"I don't see this as a moneymaking proposition, we should not be going into it for that reason. We oughta be looking at the fact that there's overcrowding, there are ways to eliminate the overcrowding and that's not to build a $34.5 million dollar jail on a piece of property that we don't even own," says Carl Streeter, Herkimer County resident.
"The expense on the backs of the taxpayers in this area, we're a poor community, and we can't afford this," says Helen Rose, Herkimer County Legislator.
But not everyone agrees. Plans for a new correctional facility have been on the table for years and some residents think its the right decision.
"The one that we have right now is overcrowded, antiquated, it's a dinosaur," says Raymond Lamanna, Herkimer County resident.
"They have to build it, if they don't build it, they're gonna keep outsourcing their criminals from the herkimer county jail to oneida county jail and it's gonna cost us more money," says Sarah Simpson, Herkimer County resident.
But it's not that easy. The village of Herkimer's recent zoning law tried to exclude the construction of the facility, but the State Commission of Correction said Tuesday that it's siding with Herkimer County in the pending lawsuit and one county administrator says it's long awaited news.
"It's been about a 14 year process. We're boarding out an awful lot of inmates to other counties, it's getting more difficult, more expensive. Last year we spent about 950 thousand dollars, this year we budgeted 950 thousand dollars. Our projection is we'll spend about 1.45 million dollars this year," says Jim Wallace, Herkimer County Administrator.
"Their position that state government trumps local government should scare us all, that should not be the case in all things and zoning of course is an issue for the local government," says Rose.
One resident says there are other cost-effective options besides building a new facility.

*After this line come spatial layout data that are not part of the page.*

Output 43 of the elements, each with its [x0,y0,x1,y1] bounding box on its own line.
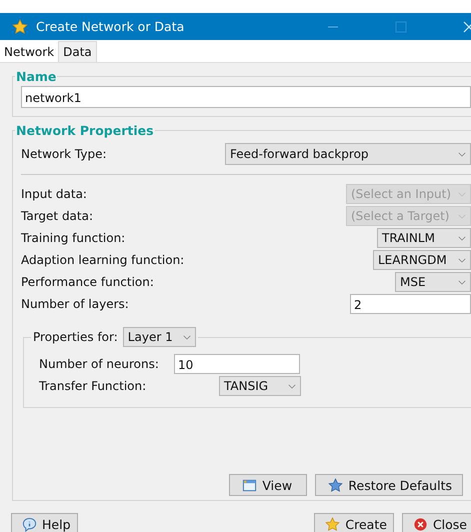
help-icon [22,516,37,532]
chevron-icon [458,152,466,156]
field-label: Transfer Function: [39,379,148,393]
chevron-icon [288,384,296,388]
layer-dropdown[interactable]: Layer 1 [122,327,196,347]
maximize-icon[interactable] [395,20,407,32]
star-icon [12,18,28,34]
chevron-icon [458,258,466,262]
field-label: Properties for: [33,330,118,344]
view-button[interactable]: View [229,474,308,496]
dropdown[interactable]: TANSIG [219,376,301,396]
chevron-icon [458,280,466,284]
star-icon [328,478,344,492]
network-type-dropdown[interactable]: Feed-forward backprop [225,143,471,165]
input-field[interactable]: 2 [350,294,471,314]
dropdown[interactable]: TRAINLM [377,228,471,248]
restore-defaults-button[interactable]: Restore Defaults [315,474,463,496]
field-label: Target data: [21,209,94,223]
field-label: Performance function: [21,275,154,289]
field-label: Adaption learning function: [21,253,184,267]
group-title: Network Properties [15,123,155,138]
close-button[interactable]: Close [402,513,471,532]
tab[interactable]: Data [58,41,97,62]
create-button[interactable]: Create [314,513,394,532]
dropdown[interactable]: MSE [395,272,471,292]
star-icon [325,516,340,532]
field-label: Number of neurons: [39,357,160,371]
close-icon [412,516,428,532]
chevron-icon [182,334,191,340]
dropdown[interactable]: LEARNGDM [373,250,471,270]
input-field[interactable]: 10 [174,354,300,374]
field-label: Training function: [21,231,126,245]
chevron-icon [458,192,466,196]
field-label: Number of layers: [21,297,129,311]
chevron-icon [458,236,466,240]
field-label: Network Type: [21,147,107,161]
chevron-icon [458,214,466,218]
window-icon [242,478,258,492]
name-field[interactable]: network1 [21,86,471,108]
window-title: Create Network or Data [36,19,186,34]
help-button[interactable]: Help [11,513,78,532]
group-title: Name [15,69,58,84]
field-label: Input data: [21,187,87,201]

"We bring the bad guys in today, keep them overnight, and send them out tomorrow. 4 cells only, everybody else to be farmed out. That would save us millions of dollars, do the math yourself, if i'm sending people out at 100 dollars a day, as opposed to keeping them here at 332 dollars a day, i'm saving a ton of money," says Streeter.
Now the Supreme Court has yet to rule on the suit, but officials hope to hear a decision in the coming weeks.